Y así, sin respuestas ni culpables, la ordeña continuó como si nada y los huachicoleros se volvieron cárteles tan poderosos como los del narcotráfico, el secuestro, los traficantes y tratantes de personas. El país entero viendo cómo la empresa estatal, joya energética de América Latina y sostén de las finanzas públicas durante décadas, se desangraba en silencio. El verdadero dueño —la sociedad mexicana— reducido al papel de espectador, mientras la soberanía energética desaparecía en cámara lenta.
Regresó el PRI al poder; llegó Enrique Peña Nieto con Emilio Lozoya como copiloto de lujo. Dos júniors que hoy resuenan como sinónimo de turbulencia. Cuando se hicieron cargo, el barril aún cotizaba en 105.89 dólares, pero la fiesta duró lo que un suspiro: pronto cayó a 87.22, luego a 43.58, y finalmente se desplomó a 18 dólares. La coincidencia fue tan “oportuna” que parecía escrita por un guionista de Televisa: caída internacional de precios más explotación fiscal interna más ausencia de inversión = escenario perfecto para impulsar la Reforma Energética. Qué casualidad que la crisis financiera de PEMEX pareciera diseñada para allanar el camino.
Pero no solo los presidentes se han dado un banquete. El sindicato petrolero, viejo conocido de militancia priista, también tiene enterrado el colmillo en la empresa desde hace décadas. De sobra conocido el tráfico y venta de plazas, el abandono de las bases obreras, el enriquecimiento de sus líderes arropados en uniformes cardenistas, pero con carteras millonarias. El Pemexgate del año 2000 fue un ejemplo de manual: 1,500 millones de pesos desviados directamente de la petrolera para financiar la campaña presidencial de Francisco Labastida. Una aportación “voluntaria” que dejó claro que en PEMEX se exploraban más yacimientos de corrupción que de hidrocarburos. Y si esto nos abrió los ojos, imagínense que los panistas le dieron más de 7 mil millones por retrasos al sindicato y que no hicieran ruido con las reformitas que querían meter a las leyes energética y de empresas paraestatales.
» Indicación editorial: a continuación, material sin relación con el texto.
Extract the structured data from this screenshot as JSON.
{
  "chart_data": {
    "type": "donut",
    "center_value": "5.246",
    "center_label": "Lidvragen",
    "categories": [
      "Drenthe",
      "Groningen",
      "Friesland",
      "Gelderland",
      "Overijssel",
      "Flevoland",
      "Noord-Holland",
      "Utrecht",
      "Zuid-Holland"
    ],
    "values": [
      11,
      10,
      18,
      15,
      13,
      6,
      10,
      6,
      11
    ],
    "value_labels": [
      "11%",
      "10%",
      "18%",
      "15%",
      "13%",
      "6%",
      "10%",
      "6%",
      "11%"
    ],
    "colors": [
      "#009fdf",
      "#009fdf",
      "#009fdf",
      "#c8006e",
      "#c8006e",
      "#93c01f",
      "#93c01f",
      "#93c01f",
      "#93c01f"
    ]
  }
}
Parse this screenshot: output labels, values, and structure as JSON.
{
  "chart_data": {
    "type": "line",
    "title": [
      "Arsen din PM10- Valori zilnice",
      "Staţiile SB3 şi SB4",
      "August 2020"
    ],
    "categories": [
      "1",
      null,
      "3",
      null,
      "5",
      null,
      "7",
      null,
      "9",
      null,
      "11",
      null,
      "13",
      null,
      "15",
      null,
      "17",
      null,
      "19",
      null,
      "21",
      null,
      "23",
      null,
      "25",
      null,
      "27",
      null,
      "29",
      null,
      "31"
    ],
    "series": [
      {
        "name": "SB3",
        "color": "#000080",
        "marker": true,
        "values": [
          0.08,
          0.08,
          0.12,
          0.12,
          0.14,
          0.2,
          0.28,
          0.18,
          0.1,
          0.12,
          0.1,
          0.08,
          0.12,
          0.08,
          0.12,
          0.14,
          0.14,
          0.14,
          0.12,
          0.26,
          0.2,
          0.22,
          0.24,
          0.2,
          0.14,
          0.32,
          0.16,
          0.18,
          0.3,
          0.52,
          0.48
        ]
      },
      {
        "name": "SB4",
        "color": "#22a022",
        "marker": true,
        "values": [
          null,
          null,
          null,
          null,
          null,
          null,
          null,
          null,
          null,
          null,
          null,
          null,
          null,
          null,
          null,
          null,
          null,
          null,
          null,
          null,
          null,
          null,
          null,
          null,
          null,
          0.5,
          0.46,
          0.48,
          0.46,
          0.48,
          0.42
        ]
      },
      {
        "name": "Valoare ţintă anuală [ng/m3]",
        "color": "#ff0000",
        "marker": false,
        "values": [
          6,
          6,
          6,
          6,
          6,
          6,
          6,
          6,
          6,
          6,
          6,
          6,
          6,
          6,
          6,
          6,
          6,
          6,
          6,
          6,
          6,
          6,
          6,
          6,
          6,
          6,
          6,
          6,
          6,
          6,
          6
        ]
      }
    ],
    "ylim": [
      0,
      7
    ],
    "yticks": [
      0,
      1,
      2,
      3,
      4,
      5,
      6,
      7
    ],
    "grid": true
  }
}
Andrés Manuel llegó con la promesa de recuperar la soberanía energética. Habló de rehabilitar refinerías, invertir en nuevas plantas, fortalecer la exploración y reducir la dependencia de las importaciones. Sonaba a redención nacional: devolver al pueblo lo que era suyo, cambiar la lógica de despojo por una de aprovechamiento colectivo. Primer presidente de una entidad netamente petrolera, Tabasco, tenía mucho que dar y bueno, aun con la experiencia de los daños al medio ambiente, la pesca y la agricultura provocados por la contaminación de las actividades petroleras, dejó una nueva refinería en Dos Bocas.
Pero ahí estaba, enredada entre los ductos, la hiedra venenosa de la corrupción de décadas. Herencia que ni con discursos mañaneros se corta de raíz. Hoy se presume que se actúa para desterrarla, aunque la pregunta incómoda flota en el aire: ¿terminaremos celebrando un triunfo real, como se celebró el supuesto fin del huachicol, o nos resignaremos a la “refuncionalización” de los mismos verdugos de siempre con uniforme nuevo?
Por lo pronto, preocupa mucho el caso de los marinos de alto rango como cabezas de las operaciones del huachicol fiscal. Aunque no es el primero, pues uno de esos episodios, que merece ser rescatado del olvido, es el que involucra al Almirante Mauricio Scheleske y a su hijo, un caso paradigmático de cómo las redes de complicidad pueden penetrar incluso en las instituciones que deberían simbolizar disciplina, honor y servicio a la patria. Pero esta es historia de otra entrega.